场馆外的梧桐树叶被晚风掀得哗哗作响,路灯在人群里投下晃动的光斑。手里攥着的荧光棒还带着塑封的凉意,周围此起彼伏的交谈声像涨潮的浪,漫过检票口前蜿蜒的长队。有人举着印着歌手头像的灯牌匆匆跑过,灯牌上的笑脸在暮色里忽明忽暗,与远处摩天楼的霓虹连成一片流动的星河。
安检门发出轻微的嗡鸣,金属探测仪扫过手腕上的手环时,冰凉的触感混着心跳声撞进耳膜。
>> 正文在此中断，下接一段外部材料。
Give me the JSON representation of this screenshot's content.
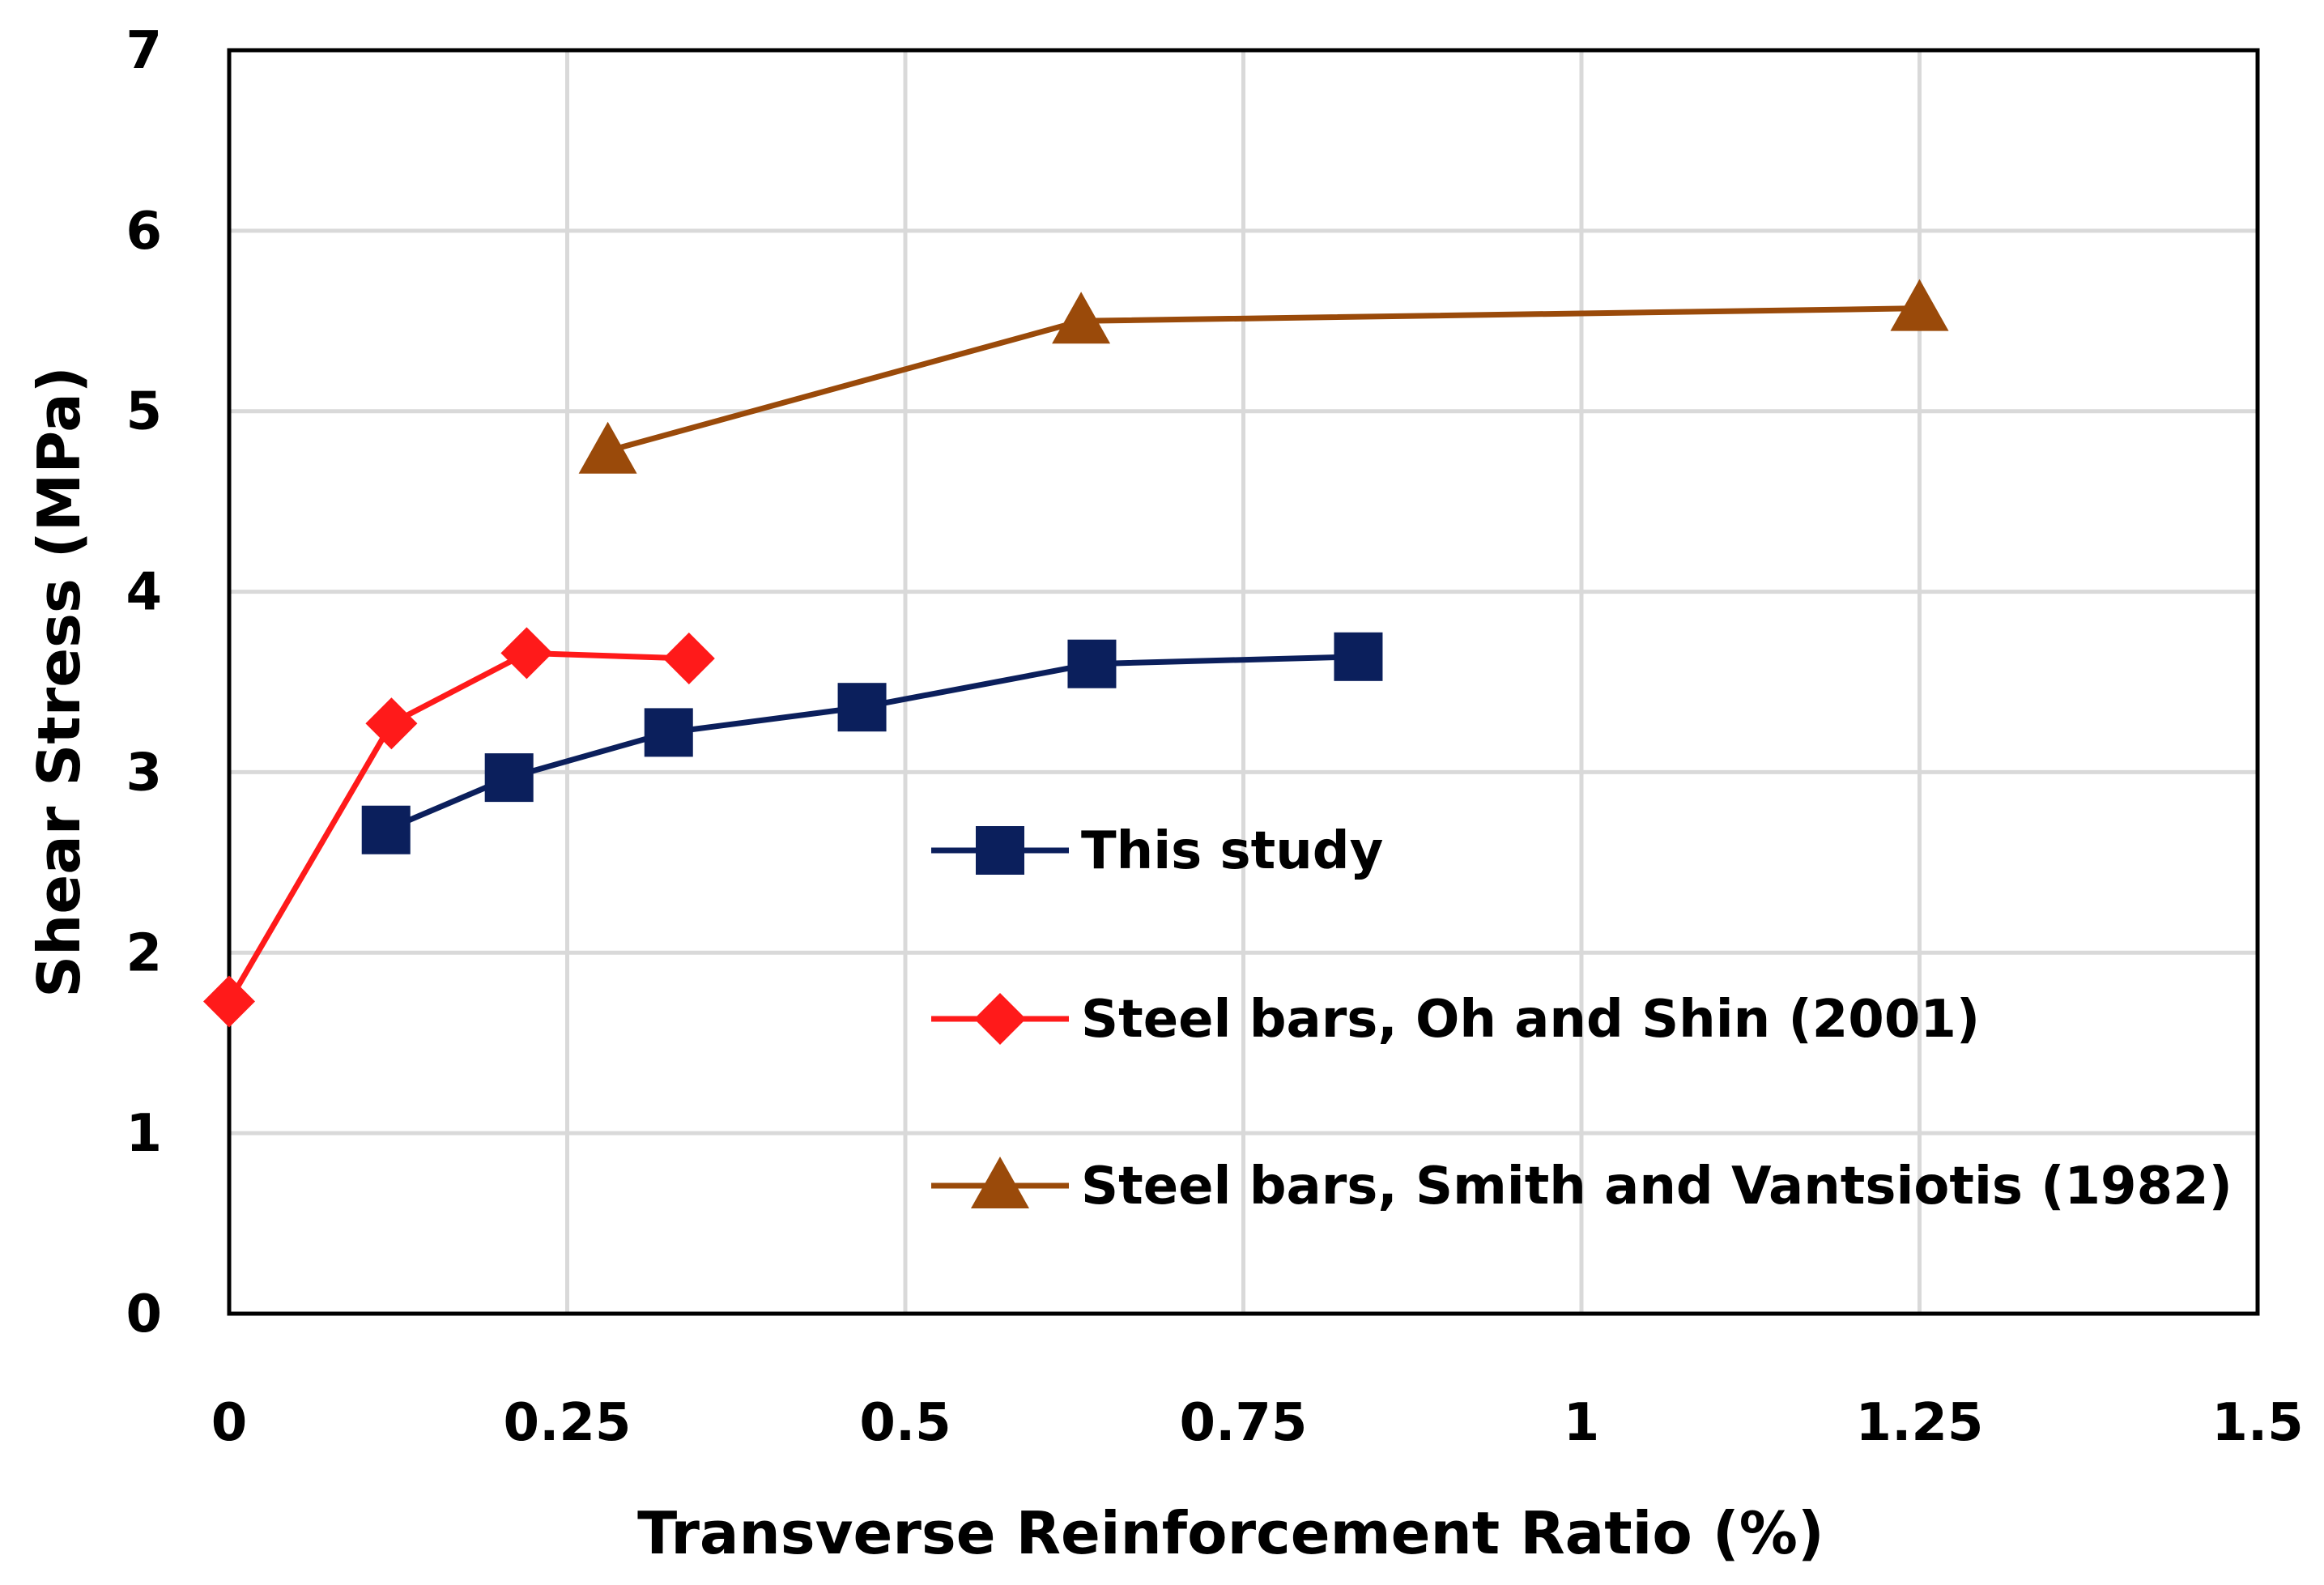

场馆内部像被打翻的调色盘,紫色与蓝色的激光束在穹顶交织成网,穿黑色 T 恤的工作人员站在过道两侧,指引着涌入场内的人流。找到座位时,邻座的女孩正往脸上贴闪片贴纸,银粉蹭在指尖亮晶晶的,她说这是专门为今晚准备的 “星光妆”。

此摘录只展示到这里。